Pay guarantees needed with "one job" rule

Submitted by AWL on 26 January, 2021 - 5:34 Author: Katy Dollar
Care worker and service-user

A study on the impact of coronavirus in care homes in England has indicated that care homes often had higher levels of coronavirus infection among staff when they employed staff who worked across multiple sites.

The government has consulted on new regulations to limit staff movement between care homes, and between care homes and other health and care settings. The regulations would mean residential and nursing care home providers in England must restrict the movement of staff providing personal care or nursing care in their services.

Minimising work in multiple locations is sensible to control the spread of Covid infections. But without planning across the sector including looking at models of employment and levels of wages, it will lead to chaos in provision and poverty for low-paid, mainly women workers.

Many care workers earn barely more than the minimum wage and are on zero-hours contracts. This leaves them no choice but to take up jobs with several employers.

Banning employees from working in more than one care home without guaranteeing wages will plunge thousands of low-income families into poverty, trigger staff shortages, and put residents at risk.

The “one job” rule could work with local sector-wide plans rationally distributing resources and hours, with a guarantee that staff can work additional hours or get compensation for lost wages. Otherwise already low-paid workers won’t have enough money to survive, and may drop out of care work, causing sudden staff shortages.

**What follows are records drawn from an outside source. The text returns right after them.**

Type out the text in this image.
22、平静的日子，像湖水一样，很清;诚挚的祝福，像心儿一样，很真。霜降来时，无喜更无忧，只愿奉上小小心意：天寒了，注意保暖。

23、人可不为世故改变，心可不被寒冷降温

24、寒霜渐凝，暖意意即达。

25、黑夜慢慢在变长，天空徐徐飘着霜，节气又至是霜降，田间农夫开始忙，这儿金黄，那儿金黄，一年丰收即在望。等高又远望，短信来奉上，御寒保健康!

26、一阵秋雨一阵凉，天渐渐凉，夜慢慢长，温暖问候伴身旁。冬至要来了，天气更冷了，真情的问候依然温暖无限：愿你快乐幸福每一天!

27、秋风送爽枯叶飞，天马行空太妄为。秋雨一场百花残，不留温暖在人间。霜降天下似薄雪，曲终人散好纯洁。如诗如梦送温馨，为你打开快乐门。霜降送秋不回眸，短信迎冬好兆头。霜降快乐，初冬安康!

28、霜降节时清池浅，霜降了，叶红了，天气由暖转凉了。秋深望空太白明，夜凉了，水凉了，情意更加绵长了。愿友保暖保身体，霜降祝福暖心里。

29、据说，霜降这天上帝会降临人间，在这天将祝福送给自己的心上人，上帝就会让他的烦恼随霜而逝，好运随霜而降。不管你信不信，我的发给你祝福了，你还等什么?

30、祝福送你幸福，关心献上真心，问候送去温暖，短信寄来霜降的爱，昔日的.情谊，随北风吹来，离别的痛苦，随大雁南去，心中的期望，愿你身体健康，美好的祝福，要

Local authorities or the Care Quality Commission should be given powers to ensure care providers set up these arrangements, says the public-service workers’ union Unison. The union also wants a review of the level of the government’s “infection control fund” (supposed to fund the care sector, via councils, to keep care homes safe, for example by isolation pay).

Low pay across the care sector causes not only poverty for the workers but precarious and unsustainable services for communities.